Not long after that conversation, my husband, a graduate of the United States Military Academy, a retired full Colonel in the U.S. Army who served thirty years and earned three Masters Degrees in Business Administration, Mathematical Modeling and Teaching, was counseled to please refrain from speaking to the students about anything having to do with the military because certain parents who were on the Board of the school did not want their children to serve in the military and were afraid that my husband’s accounts of his service in the military and stories of his days at West Point and his mathematical tie-ins to the history of our country were becoming too compelling to their children.

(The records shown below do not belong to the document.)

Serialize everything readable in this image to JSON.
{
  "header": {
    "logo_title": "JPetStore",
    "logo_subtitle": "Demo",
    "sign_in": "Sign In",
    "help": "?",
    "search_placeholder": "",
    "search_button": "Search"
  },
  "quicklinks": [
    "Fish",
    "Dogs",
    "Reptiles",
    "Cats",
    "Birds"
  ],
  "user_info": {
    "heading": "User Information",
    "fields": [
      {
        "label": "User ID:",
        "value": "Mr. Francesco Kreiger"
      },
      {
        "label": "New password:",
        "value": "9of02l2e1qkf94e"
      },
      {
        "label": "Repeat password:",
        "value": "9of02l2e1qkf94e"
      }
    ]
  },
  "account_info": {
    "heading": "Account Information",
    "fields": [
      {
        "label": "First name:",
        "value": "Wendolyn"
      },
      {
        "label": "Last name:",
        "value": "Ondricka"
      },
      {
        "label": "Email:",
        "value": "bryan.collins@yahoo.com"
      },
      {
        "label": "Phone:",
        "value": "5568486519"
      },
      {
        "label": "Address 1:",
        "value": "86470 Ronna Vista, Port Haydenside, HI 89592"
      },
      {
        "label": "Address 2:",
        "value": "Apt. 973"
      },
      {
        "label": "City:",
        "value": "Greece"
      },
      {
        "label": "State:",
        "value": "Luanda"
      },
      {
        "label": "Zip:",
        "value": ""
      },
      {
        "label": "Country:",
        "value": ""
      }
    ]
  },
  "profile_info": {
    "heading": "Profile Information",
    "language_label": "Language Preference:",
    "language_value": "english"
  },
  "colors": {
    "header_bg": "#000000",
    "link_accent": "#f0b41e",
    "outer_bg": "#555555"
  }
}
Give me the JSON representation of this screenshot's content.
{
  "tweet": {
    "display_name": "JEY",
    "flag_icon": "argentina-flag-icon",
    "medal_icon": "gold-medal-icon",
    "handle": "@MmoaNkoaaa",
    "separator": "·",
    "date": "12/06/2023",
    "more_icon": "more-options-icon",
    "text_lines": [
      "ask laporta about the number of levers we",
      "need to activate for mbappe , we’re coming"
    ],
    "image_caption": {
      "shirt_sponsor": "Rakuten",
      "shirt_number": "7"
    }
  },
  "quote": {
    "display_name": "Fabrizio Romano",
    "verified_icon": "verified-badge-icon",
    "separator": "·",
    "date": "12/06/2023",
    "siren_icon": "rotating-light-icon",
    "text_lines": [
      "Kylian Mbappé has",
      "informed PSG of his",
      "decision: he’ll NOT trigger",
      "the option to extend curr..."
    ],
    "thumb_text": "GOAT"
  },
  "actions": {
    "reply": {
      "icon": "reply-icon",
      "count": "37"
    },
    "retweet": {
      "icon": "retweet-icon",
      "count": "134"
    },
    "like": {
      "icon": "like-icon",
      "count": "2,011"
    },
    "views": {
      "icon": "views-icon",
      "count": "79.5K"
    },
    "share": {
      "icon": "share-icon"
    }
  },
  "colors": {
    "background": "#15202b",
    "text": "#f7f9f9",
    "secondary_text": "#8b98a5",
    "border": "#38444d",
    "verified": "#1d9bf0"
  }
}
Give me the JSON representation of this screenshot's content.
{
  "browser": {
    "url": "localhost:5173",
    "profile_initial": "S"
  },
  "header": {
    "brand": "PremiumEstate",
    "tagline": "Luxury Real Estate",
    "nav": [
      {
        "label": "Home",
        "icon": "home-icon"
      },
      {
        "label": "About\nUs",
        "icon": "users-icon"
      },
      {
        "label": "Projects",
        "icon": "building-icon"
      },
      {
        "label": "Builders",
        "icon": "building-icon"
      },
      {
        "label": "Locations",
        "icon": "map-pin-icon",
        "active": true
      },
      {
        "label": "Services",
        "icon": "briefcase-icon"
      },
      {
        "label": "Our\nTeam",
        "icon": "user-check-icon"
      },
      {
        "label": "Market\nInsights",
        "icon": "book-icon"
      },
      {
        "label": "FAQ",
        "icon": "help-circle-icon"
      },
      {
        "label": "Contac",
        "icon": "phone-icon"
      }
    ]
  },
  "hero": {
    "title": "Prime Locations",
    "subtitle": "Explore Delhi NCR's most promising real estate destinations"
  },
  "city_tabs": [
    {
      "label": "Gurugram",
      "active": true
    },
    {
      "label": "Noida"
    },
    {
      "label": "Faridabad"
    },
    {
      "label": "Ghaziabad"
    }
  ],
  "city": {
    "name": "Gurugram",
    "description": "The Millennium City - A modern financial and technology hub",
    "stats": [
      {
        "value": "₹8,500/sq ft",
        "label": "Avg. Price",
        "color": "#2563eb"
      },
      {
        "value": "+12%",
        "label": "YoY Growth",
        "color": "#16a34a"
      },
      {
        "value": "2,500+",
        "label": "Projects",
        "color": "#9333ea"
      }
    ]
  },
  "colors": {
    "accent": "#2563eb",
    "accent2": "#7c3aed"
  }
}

Although my husband really enjoyed teaching his students, he began to sum up the countless demands made on him that year. There was the interference of parents who demanded that their children be given grades they didn’t deserve. There was the proscription against giving too much homework to the students because their extra-curricular activities were so much more important. And of course, my husbands’ former career seemed suspect.

In a climate like that, he resigned. One would think that military service would be honored in a Christian School but it wasn’t. Not really. This Christian School was not a Quaker School. It was a traditional Christian School. Many Christian parents for some reason seemed to believe that raising their children to be ministers or missionaries was pleasing to God but sending them to serve their country was not. Thank goodness that is not what American Christians believed in Revolutionary Days, or the Days of the Civil War or even the Days of World War ll.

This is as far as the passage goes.